In keeping with overall investment trends, software companies continue to be the beneficiaries of increased corporate venture activity, receiving $1.2 billion in 92 deals, representing 50 percent of corporate venture dollars deployed and over 40 percent of deals. Within the software sector, one-quarter of all venture deals had corporate venture participation. Compared to overall venture investment trends by sector, corporate venture groups were over-weighted in the software sector.
Biotechnology companies received the second largest amount of corporate venture dollars in the first quarter, attracting $320 million in 32 deals, representing 12.8 percent of corporate venture dollars invested and 14.0 percent of deals. As a share of overall venture investing in biotechnology companies, corporate venture groups accounted for 17.8 percent of total dollars invested, which was slightly under-weighted compared to overall venture investment.
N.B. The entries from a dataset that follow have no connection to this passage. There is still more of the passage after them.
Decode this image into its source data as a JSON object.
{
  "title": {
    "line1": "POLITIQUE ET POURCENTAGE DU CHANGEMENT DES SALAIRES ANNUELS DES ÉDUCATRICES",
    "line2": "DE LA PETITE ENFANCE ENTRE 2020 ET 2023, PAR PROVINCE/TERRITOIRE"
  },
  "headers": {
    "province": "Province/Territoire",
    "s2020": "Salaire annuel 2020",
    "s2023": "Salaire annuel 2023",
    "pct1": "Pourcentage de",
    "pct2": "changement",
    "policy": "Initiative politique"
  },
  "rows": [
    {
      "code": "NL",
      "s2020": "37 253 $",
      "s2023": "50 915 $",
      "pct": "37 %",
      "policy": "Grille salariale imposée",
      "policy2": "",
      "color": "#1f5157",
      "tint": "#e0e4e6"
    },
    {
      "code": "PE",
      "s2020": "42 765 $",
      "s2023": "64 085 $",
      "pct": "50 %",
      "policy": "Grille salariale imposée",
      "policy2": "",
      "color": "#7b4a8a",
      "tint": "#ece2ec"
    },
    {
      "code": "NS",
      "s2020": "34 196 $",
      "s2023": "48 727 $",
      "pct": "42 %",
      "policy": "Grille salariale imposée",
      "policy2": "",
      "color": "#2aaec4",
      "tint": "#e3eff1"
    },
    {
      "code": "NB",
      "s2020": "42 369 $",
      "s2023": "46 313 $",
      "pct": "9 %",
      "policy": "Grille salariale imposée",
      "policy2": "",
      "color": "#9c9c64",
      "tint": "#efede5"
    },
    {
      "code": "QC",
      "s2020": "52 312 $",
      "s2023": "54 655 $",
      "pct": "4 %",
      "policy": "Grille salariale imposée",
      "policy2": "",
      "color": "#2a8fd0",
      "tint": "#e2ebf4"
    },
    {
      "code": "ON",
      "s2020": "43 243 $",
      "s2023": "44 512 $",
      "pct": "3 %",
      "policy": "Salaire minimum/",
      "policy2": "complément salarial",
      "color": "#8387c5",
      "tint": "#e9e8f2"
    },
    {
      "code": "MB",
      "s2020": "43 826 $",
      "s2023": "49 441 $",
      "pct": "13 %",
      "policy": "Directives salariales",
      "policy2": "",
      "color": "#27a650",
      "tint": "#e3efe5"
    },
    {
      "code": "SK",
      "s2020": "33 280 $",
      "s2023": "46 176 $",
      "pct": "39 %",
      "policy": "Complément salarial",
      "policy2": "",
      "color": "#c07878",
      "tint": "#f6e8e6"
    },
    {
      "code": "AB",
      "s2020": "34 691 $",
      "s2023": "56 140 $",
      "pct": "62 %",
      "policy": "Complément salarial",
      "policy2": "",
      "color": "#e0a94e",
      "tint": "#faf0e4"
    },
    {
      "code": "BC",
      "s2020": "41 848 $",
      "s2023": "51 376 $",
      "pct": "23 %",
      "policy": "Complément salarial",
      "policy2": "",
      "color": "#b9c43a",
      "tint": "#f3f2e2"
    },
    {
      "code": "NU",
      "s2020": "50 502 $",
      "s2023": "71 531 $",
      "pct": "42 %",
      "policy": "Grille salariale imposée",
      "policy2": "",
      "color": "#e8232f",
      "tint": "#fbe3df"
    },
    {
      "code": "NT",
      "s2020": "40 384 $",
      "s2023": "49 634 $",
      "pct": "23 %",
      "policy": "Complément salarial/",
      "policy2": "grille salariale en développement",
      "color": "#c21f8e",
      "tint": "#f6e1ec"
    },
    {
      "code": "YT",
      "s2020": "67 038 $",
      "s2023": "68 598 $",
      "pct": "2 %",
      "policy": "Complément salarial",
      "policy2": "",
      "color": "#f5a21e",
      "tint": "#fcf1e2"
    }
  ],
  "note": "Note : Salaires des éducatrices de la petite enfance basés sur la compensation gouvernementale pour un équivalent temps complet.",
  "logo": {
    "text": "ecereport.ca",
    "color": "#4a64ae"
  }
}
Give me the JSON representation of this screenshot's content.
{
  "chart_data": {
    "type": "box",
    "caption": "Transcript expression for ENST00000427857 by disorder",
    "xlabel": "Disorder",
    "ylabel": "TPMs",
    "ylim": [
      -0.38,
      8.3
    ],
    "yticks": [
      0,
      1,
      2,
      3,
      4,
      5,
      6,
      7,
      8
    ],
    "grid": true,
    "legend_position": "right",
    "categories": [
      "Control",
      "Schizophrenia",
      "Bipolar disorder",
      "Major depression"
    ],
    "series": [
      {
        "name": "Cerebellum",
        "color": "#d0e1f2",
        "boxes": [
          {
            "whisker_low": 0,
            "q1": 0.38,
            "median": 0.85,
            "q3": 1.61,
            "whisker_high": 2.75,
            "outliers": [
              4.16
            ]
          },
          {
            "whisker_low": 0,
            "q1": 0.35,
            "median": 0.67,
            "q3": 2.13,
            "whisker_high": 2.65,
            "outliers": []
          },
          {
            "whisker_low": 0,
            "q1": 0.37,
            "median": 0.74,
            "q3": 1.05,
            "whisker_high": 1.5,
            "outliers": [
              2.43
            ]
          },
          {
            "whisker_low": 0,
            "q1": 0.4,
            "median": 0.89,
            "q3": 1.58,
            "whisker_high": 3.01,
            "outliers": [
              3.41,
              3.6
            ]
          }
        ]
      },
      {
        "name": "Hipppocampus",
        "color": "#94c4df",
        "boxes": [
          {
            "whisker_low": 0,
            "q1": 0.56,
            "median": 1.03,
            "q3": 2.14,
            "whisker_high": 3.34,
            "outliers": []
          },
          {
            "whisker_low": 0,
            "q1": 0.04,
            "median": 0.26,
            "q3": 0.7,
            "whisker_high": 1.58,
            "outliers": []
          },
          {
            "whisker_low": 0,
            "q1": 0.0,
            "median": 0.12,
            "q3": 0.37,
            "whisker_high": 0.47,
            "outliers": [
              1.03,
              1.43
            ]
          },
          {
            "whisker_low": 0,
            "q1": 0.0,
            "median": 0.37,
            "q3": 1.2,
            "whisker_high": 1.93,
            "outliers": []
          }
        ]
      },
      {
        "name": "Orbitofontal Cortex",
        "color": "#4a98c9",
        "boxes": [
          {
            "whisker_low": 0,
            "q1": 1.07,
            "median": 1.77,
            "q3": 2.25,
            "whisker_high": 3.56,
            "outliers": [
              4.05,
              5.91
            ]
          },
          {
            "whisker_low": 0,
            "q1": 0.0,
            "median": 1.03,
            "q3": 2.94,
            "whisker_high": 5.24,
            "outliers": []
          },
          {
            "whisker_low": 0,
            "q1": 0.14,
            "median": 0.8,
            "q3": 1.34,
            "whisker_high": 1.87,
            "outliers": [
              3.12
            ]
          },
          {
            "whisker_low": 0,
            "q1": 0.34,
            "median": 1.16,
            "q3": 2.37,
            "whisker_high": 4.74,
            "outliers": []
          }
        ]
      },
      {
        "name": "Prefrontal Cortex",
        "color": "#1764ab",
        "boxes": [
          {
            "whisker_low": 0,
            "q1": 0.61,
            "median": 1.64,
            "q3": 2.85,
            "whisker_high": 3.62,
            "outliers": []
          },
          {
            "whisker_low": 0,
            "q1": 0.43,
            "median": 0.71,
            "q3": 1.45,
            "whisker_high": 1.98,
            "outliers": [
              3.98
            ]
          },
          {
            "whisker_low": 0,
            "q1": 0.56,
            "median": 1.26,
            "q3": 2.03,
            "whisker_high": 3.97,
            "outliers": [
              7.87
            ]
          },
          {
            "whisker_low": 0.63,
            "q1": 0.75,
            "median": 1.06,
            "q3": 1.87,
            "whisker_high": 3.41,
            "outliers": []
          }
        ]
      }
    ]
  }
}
Computers and peripherals companies received the third largest amount of corporate venture dollars in the first quarter, drawing $306.3 million into four deals with the majority of those dollars invested in a single company as part of a $793.5 million deal. By dollars, this represented 12.2 percent of all corporate venture dollars deployed and 1.8 percent of deals. Compared to overall investment trends, corporate venture investment into computers and peripherals companies was over-weighted.
Stage of Investment Analysis
During the first three months of the year, corporate venture groups were more active in investing in companies at the seed stage than they were in 2015, deploying $89.2 million to seed stage companies through 14 deals. This represents 3.6 percent of all corporate venture dollars invested and 6.1 percent of all deals involving corporate venture investors. Early stage companies attracted the majority of corporate venture dollars, with $977.2 million invested in 102 deals, totaling 39.1 percent of corporate venture dollars deployed and 44.7 percent of deals with corporate venture participation.
Looking at investment into startups farther along in their grown cycles, corporate venture was under-weighed in expansion stage investment and over-weighted in later stage investment as compared to overall venture investment trends. Corporate venture groups invested $505.5 million across 77 deals into expansion stage companies and $929.3 million across 35 deals into later stage companies.